When the strength of the rand was allowed to rise rapidly after it had plunged to the level of R13,84 to the dollar in December 2001, the rate of inflation as measured by the general increase in rand denominated prices dropped to less than 1% during 2003. This was considered a policy success. However, measured in US dollars, the general level of prices in SA increased by more than 30% in the same year. Clearly, compared with countries such as China and India, which manage their exchange rates to limit the volatility of their currencies against the US dollar, SA’s international competitiveness declined dramatically in 2003. The rand strength had simply masked the real rate of inflation.
2. Technology, productivity and work ethic
It is often stated that SA’s poor performance in the export of manufactured goods, together with the resultant unemployment and poverty, is the result of a lack of technology combined with poor productivity and a poor work ethic. The same was said of Taiwan in the 1950’s when that country exported little more than canned pineapples. Currently Taiwan is a major supplier of machine tools and computers to world markets.
The intellectual foundations that formed the basis of Taiwan’s economic revolution which, in turn, inspired the successful economic strategies of all the “Asian Tigers” were largely laid in the middle 1950’s by Prof. S C Tsiang and his colleague Prof. T C Liu, on whose advice Taiwan reformed its economic policies. These reforms included currency reforms that commenced in 1958 and resulted in a depreciation of the NT dollar, which was subsequently maintained at an undervalued level to promote exports. What emerged from the reforms was that a work ethic develops when it pays to work and that skills and technology follow the opportunity to participate profitably in the world market.
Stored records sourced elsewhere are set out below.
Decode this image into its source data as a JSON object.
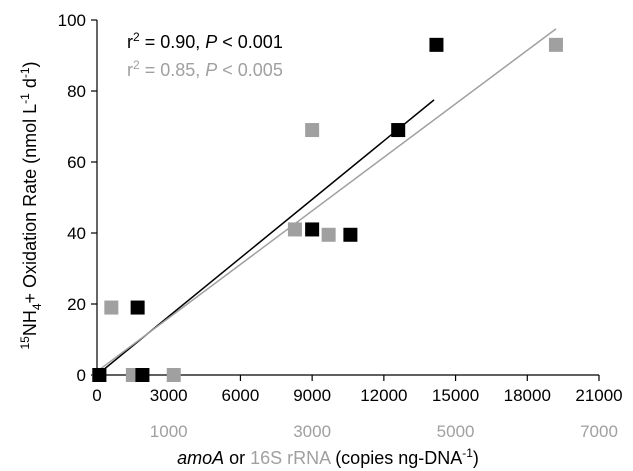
{
  "chart_data": {
    "type": "scatter",
    "title": "",
    "ylabel": {
      "sup1": "15",
      "part1": "NH",
      "sub": "4",
      "part2": "+ Oxidation Rate (nmol L",
      "sup2": "-1",
      "part3": " d",
      "sup3": "-1",
      "part4": ")"
    },
    "xlabel": {
      "italic": "amoA",
      "mid": " or ",
      "gray": "16S rRNA",
      "rest1": " (copies ng-DNA",
      "sup": "-1",
      "rest2": ")"
    },
    "ylim": [
      0,
      100
    ],
    "yticks": [
      "0",
      "20",
      "40",
      "60",
      "80",
      "100"
    ],
    "primary_x": {
      "lim": [
        0,
        21000
      ],
      "ticks": [
        "0",
        "3000",
        "6000",
        "9000",
        "12000",
        "15000",
        "18000",
        "21000"
      ]
    },
    "secondary_x": {
      "lim": [
        0,
        7000
      ],
      "ticks": [
        "1000",
        "3000",
        "5000",
        "7000"
      ],
      "tick_values": [
        1000,
        3000,
        5000,
        7000
      ],
      "color": "#a0a0a0"
    },
    "series": [
      {
        "name": "amoA",
        "color": "#000000",
        "axis": "primary",
        "points": [
          {
            "x": 100,
            "y": 0
          },
          {
            "x": 1700,
            "y": 19
          },
          {
            "x": 1900,
            "y": 0
          },
          {
            "x": 9000,
            "y": 41
          },
          {
            "x": 10600,
            "y": 39.5
          },
          {
            "x": 12600,
            "y": 69
          },
          {
            "x": 14200,
            "y": 93
          }
        ],
        "fit": {
          "x": [
            0,
            14100
          ],
          "y": [
            0,
            77.5
          ]
        },
        "annotation": {
          "r2": "0.90",
          "p": "< 0.001"
        }
      },
      {
        "name": "16S rRNA",
        "color": "#a0a0a0",
        "axis": "secondary",
        "points": [
          {
            "x": 30,
            "y": 0
          },
          {
            "x": 200,
            "y": 19
          },
          {
            "x": 500,
            "y": 0
          },
          {
            "x": 1070,
            "y": 0
          },
          {
            "x": 2760,
            "y": 41
          },
          {
            "x": 3000,
            "y": 69
          },
          {
            "x": 3230,
            "y": 39.5
          },
          {
            "x": 6400,
            "y": 93
          }
        ],
        "fit": {
          "x": [
            0,
            6400
          ],
          "y": [
            1,
            97.5
          ]
        },
        "annotation": {
          "r2": "0.85",
          "p": "< 0.005"
        }
      }
    ]
  }
}
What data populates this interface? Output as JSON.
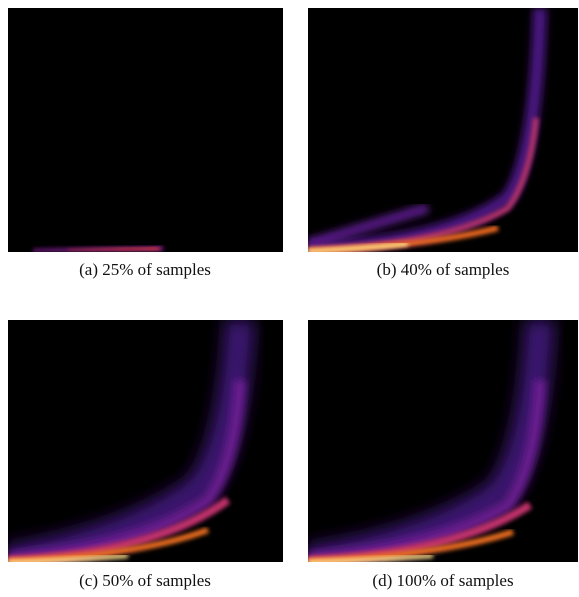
{
  "figure": {
    "panels": [
      {
        "caption": "(a) 25% of samples"
      },
      {
        "caption": "(b) 40% of samples"
      },
      {
        "caption": "(c) 50% of samples"
      },
      {
        "caption": "(d) 100% of samples"
      }
    ]
  }
}
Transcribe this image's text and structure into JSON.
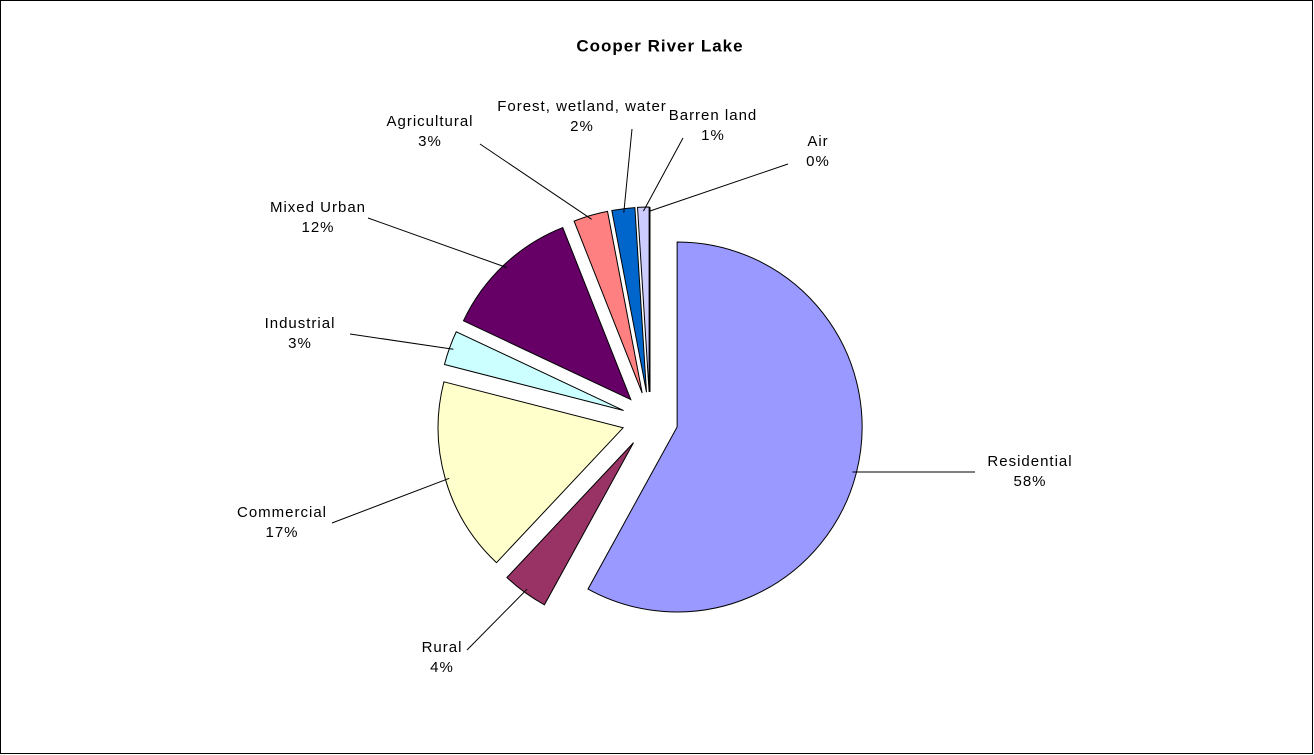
{
  "chart_data": {
    "type": "pie",
    "title": "Cooper River Lake",
    "categories": [
      "Residential",
      "Rural",
      "Commercial",
      "Industrial",
      "Mixed Urban",
      "Agricultural",
      "Forest, wetland, water",
      "Barren land",
      "Air"
    ],
    "values": [
      58,
      4,
      17,
      3,
      12,
      3,
      2,
      1,
      0
    ],
    "value_labels": [
      "58%",
      "4%",
      "17%",
      "3%",
      "12%",
      "3%",
      "2%",
      "1%",
      "0%"
    ],
    "colors": [
      "#9999ff",
      "#993366",
      "#ffffcc",
      "#ccffff",
      "#660066",
      "#ff8080",
      "#0066cc",
      "#ccccff",
      "#000080"
    ]
  }
}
This, in turn requires not only a competitive exchange rate but also industrial policies that level the international playing field for domestic exporters and companies that compete with imports.
Tsiang and Liu might have been influenced by the fact that Japan was one of the countries least affected by the Great Depression in the 1930’s and one of the first to recover. Japan had rapidly reacted to the onset of the depression by devaluing its currency and by countering unemployment with the use of government spending. This resulted in Japan’s exports rising and overall industrial production doubling during the 1930’s.